US President Joe Biden said Wednesday the nation is 'late in the game” and needs to 'act, and act fast' to combat the growing threat posed by wildfires as western states face an historic heatwave.
'The threat of western wildfires this year is as severe as it's ever been,' Biden warned during a meeting of state governors, private sector leaders and Cabinet officials. 'The truth is we're playing catchup. This is an area that's been under resourced, but that's going to change.'
A White House wildfires meeting, which Biden said will be an annual event, comes as the western US is in the midst of a sweltering heatwave that has sent the normally temperate Pacific Northwest into triple digits in recent days.
Major cities such as Portland, Oregon and Seattle, Washington have been setting heat records one day only to shatter them the next.
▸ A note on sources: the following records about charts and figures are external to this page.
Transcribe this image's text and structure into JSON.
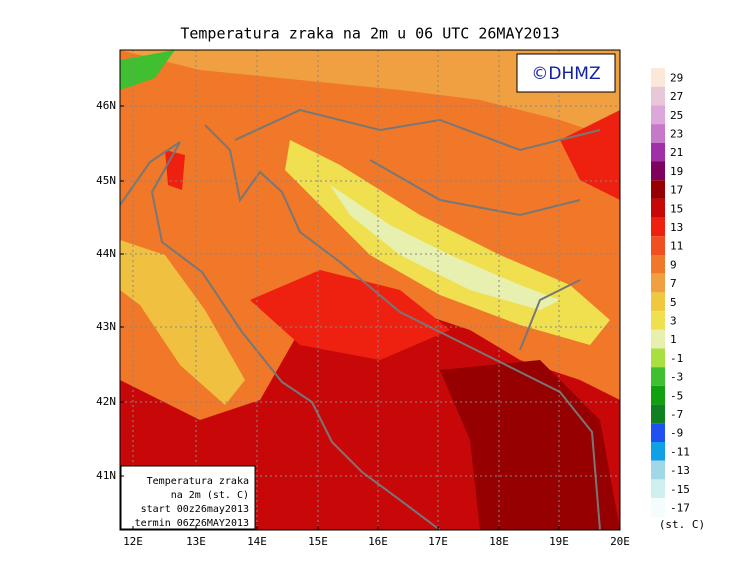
{
  "title": "Temperatura zraka na 2m u 06 UTC 26MAY2013",
  "copyright": "©DHMZ",
  "lat_labels": [
    "46N",
    "45N",
    "44N",
    "43N",
    "42N",
    "41N"
  ],
  "lon_labels": [
    "12E",
    "13E",
    "14E",
    "15E",
    "16E",
    "17E",
    "18E",
    "19E",
    "20E"
  ],
  "legend": {
    "items": [
      {
        "label": "29",
        "color": "#fbe8d8"
      },
      {
        "label": "27",
        "color": "#e8c8d8"
      },
      {
        "label": "25",
        "color": "#dca8dc"
      },
      {
        "label": "23",
        "color": "#c878c8"
      },
      {
        "label": "21",
        "color": "#a030a8"
      },
      {
        "label": "19",
        "color": "#800060"
      },
      {
        "label": "17",
        "color": "#960000"
      },
      {
        "label": "15",
        "color": "#c80808"
      },
      {
        "label": "13",
        "color": "#ee2010"
      },
      {
        "label": "11",
        "color": "#f05020"
      },
      {
        "label": "9",
        "color": "#f07828"
      },
      {
        "label": "7",
        "color": "#f0a040"
      },
      {
        "label": "5",
        "color": "#f0c840"
      },
      {
        "label": "3",
        "color": "#f0e050"
      },
      {
        "label": "1",
        "color": "#e8f0b0"
      },
      {
        "label": "-1",
        "color": "#a8e040"
      },
      {
        "label": "-3",
        "color": "#40c030"
      },
      {
        "label": "-5",
        "color": "#10a010"
      },
      {
        "label": "-7",
        "color": "#108020"
      },
      {
        "label": "-9",
        "color": "#2050f0"
      },
      {
        "label": "-11",
        "color": "#10a0e8"
      },
      {
        "label": "-13",
        "color": "#a0d8e8"
      },
      {
        "label": "-15",
        "color": "#d0f0f0"
      },
      {
        "label": "-17",
        "color": "#f4fcfc"
      }
    ],
    "unit": "(st. C)"
  },
  "info_box": [
    "Temperatura zraka",
    "na 2m (st. C)",
    "start 00z26may2013",
    "termin 06Z26MAY2013"
  ]
}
Portland temperatures reached 116 degrees Fahrenheit (46.7 Celsius) on Monday as the mercury hit 108 degrees Fahrenheit (42.2 Celsius) in Seattle.
The highly unusual heatwave so early in the summer has prompted widespread concern about the gravity of this year's forest fire season with about 36 already tearing through parts of the states of California, Oregon, Colorado and Arizona.
'With climate change is driving the dangerous confluence of extreme heat and prolonged drought, we're seeing wildfires of greater intensity that move with more speed and last well beyond the traditional months of the fire season,' said Biden.
The president launched several federal initiatives to help combat the wildfire threat, including bolstering federal firefighter pay and benefits to ensure no one receives less than $15 an hour, and changing positions from seasonal to full-time to accommodate the increasingly long fire season.
The White House said Biden's infrastructure plan includes nearly $50 billion to bolster the fire response efforts.